Les personnes interrogées déclarant voter pour Benoît Hamon aux prochaines élections attribuent notamment cette remontée de Jean-Luc Mélenchon à un manque relatif de charisme de Benoît Hamon.
« Mélenchon dépasse Hamon, avec un programme clair et précis, que l’on aime ou pas » ; « La supériorité de Jean-Luc Mélenchon ; personne ne lui arrive à la cheville quand il s’agit d’exprimer ses idées, c’est vraiment lui le meilleur » ; « Dommage qu’il n’ait pas le don de Mélenchon ! Ses idées sont innovantes et mériteraient un meilleur accueil. Le dernier socialiste, c’est lui », « Mélenchon passe devant Hamon dans les sondages ! ; Hamon ne sait pas s’expliquer, manque d’envergure, trop angélique ».

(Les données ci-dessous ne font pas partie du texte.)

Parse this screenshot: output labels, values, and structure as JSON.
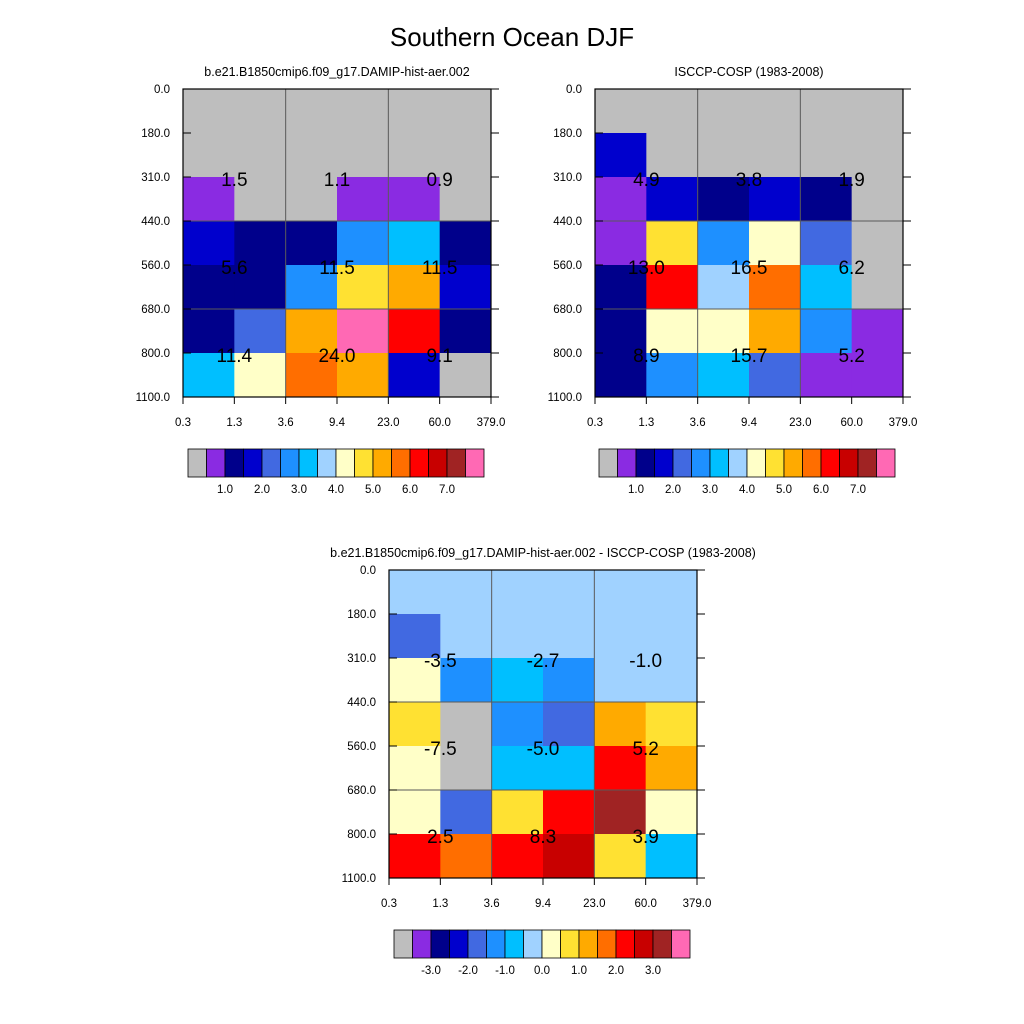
{
  "figure": {
    "title": "Southern Ocean DJF"
  },
  "colors": {
    "levels": [
      "#bebebe",
      "#8a2be2",
      "#00008b",
      "#0000cd",
      "#4169e1",
      "#1e90ff",
      "#00bfff",
      "#a0d2ff",
      "#ffffc8",
      "#ffe132",
      "#ffaa00",
      "#ff6e00",
      "#ff0000",
      "#c80000",
      "#a02323",
      "#ff69b4"
    ],
    "grid": "#5a5a5a",
    "axis": "#000000"
  },
  "chart_data": [
    {
      "type": "heatmap",
      "title": "b.e21.B1850cmip6.f09_g17.DAMIP-hist-aer.002",
      "x_ticks": [
        "0.3",
        "1.3",
        "3.6",
        "9.4",
        "23.0",
        "60.0",
        "379.0"
      ],
      "y_ticks": [
        "0.0",
        "180.0",
        "310.0",
        "440.0",
        "560.0",
        "680.0",
        "800.0",
        "1100.0"
      ],
      "cells_color_index": [
        [
          0,
          0,
          0,
          0,
          0,
          0
        ],
        [
          0,
          0,
          0,
          0,
          0,
          0
        ],
        [
          1,
          0,
          0,
          1,
          1,
          0
        ],
        [
          3,
          2,
          2,
          5,
          6,
          2
        ],
        [
          2,
          2,
          5,
          9,
          10,
          3
        ],
        [
          2,
          4,
          10,
          15,
          12,
          2
        ],
        [
          6,
          8,
          11,
          10,
          3,
          0
        ]
      ],
      "annotations": [
        {
          "x": 1,
          "y": 2,
          "text": "1.5"
        },
        {
          "x": 3,
          "y": 2,
          "text": "1.1"
        },
        {
          "x": 5,
          "y": 2,
          "text": "0.9"
        },
        {
          "x": 1,
          "y": 4,
          "text": "5.6"
        },
        {
          "x": 3,
          "y": 4,
          "text": "11.5"
        },
        {
          "x": 5,
          "y": 4,
          "text": "11.5"
        },
        {
          "x": 1,
          "y": 6,
          "text": "11.4"
        },
        {
          "x": 3,
          "y": 6,
          "text": "24.0"
        },
        {
          "x": 5,
          "y": 6,
          "text": "9.1"
        }
      ],
      "colorbar_labels": [
        "1.0",
        "2.0",
        "3.0",
        "4.0",
        "5.0",
        "6.0",
        "7.0"
      ]
    },
    {
      "type": "heatmap",
      "title": "ISCCP-COSP (1983-2008)",
      "x_ticks": [
        "0.3",
        "1.3",
        "3.6",
        "9.4",
        "23.0",
        "60.0",
        "379.0"
      ],
      "y_ticks": [
        "0.0",
        "180.0",
        "310.0",
        "440.0",
        "560.0",
        "680.0",
        "800.0",
        "1100.0"
      ],
      "cells_color_index": [
        [
          0,
          0,
          0,
          0,
          0,
          0
        ],
        [
          3,
          0,
          0,
          0,
          0,
          0
        ],
        [
          1,
          3,
          2,
          3,
          2,
          0
        ],
        [
          1,
          9,
          5,
          8,
          4,
          0
        ],
        [
          2,
          12,
          7,
          11,
          6,
          0
        ],
        [
          2,
          8,
          8,
          10,
          5,
          1
        ],
        [
          2,
          5,
          6,
          4,
          1,
          1
        ]
      ],
      "annotations": [
        {
          "x": 1,
          "y": 2,
          "text": "4.9"
        },
        {
          "x": 3,
          "y": 2,
          "text": "3.8"
        },
        {
          "x": 5,
          "y": 2,
          "text": "1.9"
        },
        {
          "x": 1,
          "y": 4,
          "text": "13.0"
        },
        {
          "x": 3,
          "y": 4,
          "text": "16.5"
        },
        {
          "x": 5,
          "y": 4,
          "text": "6.2"
        },
        {
          "x": 1,
          "y": 6,
          "text": "8.9"
        },
        {
          "x": 3,
          "y": 6,
          "text": "15.7"
        },
        {
          "x": 5,
          "y": 6,
          "text": "5.2"
        }
      ],
      "colorbar_labels": [
        "1.0",
        "2.0",
        "3.0",
        "4.0",
        "5.0",
        "6.0",
        "7.0"
      ]
    },
    {
      "type": "heatmap",
      "title": "b.e21.B1850cmip6.f09_g17.DAMIP-hist-aer.002 - ISCCP-COSP (1983-2008)",
      "x_ticks": [
        "0.3",
        "1.3",
        "3.6",
        "9.4",
        "23.0",
        "60.0",
        "379.0"
      ],
      "y_ticks": [
        "0.0",
        "180.0",
        "310.0",
        "440.0",
        "560.0",
        "680.0",
        "800.0",
        "1100.0"
      ],
      "cells_color_index": [
        [
          7,
          7,
          7,
          7,
          7,
          7
        ],
        [
          4,
          7,
          7,
          7,
          7,
          7
        ],
        [
          8,
          5,
          6,
          5,
          7,
          7
        ],
        [
          9,
          0,
          5,
          4,
          10,
          9
        ],
        [
          8,
          0,
          6,
          6,
          12,
          10
        ],
        [
          8,
          4,
          9,
          12,
          14,
          8
        ],
        [
          12,
          11,
          12,
          13,
          9,
          6
        ]
      ],
      "annotations": [
        {
          "x": 1,
          "y": 2,
          "text": "-3.5"
        },
        {
          "x": 3,
          "y": 2,
          "text": "-2.7"
        },
        {
          "x": 5,
          "y": 2,
          "text": "-1.0"
        },
        {
          "x": 1,
          "y": 4,
          "text": "-7.5"
        },
        {
          "x": 3,
          "y": 4,
          "text": "-5.0"
        },
        {
          "x": 5,
          "y": 4,
          "text": "5.2"
        },
        {
          "x": 1,
          "y": 6,
          "text": "2.5"
        },
        {
          "x": 3,
          "y": 6,
          "text": "8.3"
        },
        {
          "x": 5,
          "y": 6,
          "text": "3.9"
        }
      ],
      "colorbar_labels": [
        "-3.0",
        "-2.0",
        "-1.0",
        "0.0",
        "1.0",
        "2.0",
        "3.0"
      ]
    }
  ]
}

Le candidat soutenu par le Parti socialiste est le moins mentionné spontanément, seulement 6%. De plus, il l’est surtout plus chez ses opposants que parmi ses partisans, soit 8% pour les sympathisants d’Extrême Gauche et Gauche, 13% pour ceux d’En Marche, 12% chez ceux de Droite, et 6% pour les sympathisants du FN.
Les mentions faites de Benoît Hamon sont en lien avec les ralliements d’élus PS à Emmanuel Macron :
« Abandonné », « Hamon lâché par des socialistes », « Le PS se dirige vers Macron ; cela prouve qu’il n’y a aucun rassemblement de la gauche. Et Macron est préféré. Le programme de Hamon est impossible fait rêver les gens mais impossible de relever la France avec un programme pareil. » (LR), « Martyr. » (EM)
Même parmi ceux déclarant voter pour Benoît Hamon les tonalités de verbatim ne sont pas positives : « Décevant », « Il a du mal à percer ».
Il est, à son corps défendant, comparé à Jean-Luc Mélenchon, avec parfois des termes peu flatteurs :
« Meeting Mélenchon ; il est passé devant Hamon », « Mélenchon devant Hamon ; que Hamon se désiste pour Mélenchon, B Hamon a peu de charisme » (En Marche) « Mélenchon devant Hamon ; Excellent » (vote Mélenchon en 2017), « 10000 personnes pour écouter JL Mélenchon à Rennes ; il attire plus de monde que B. Hamon » (LR).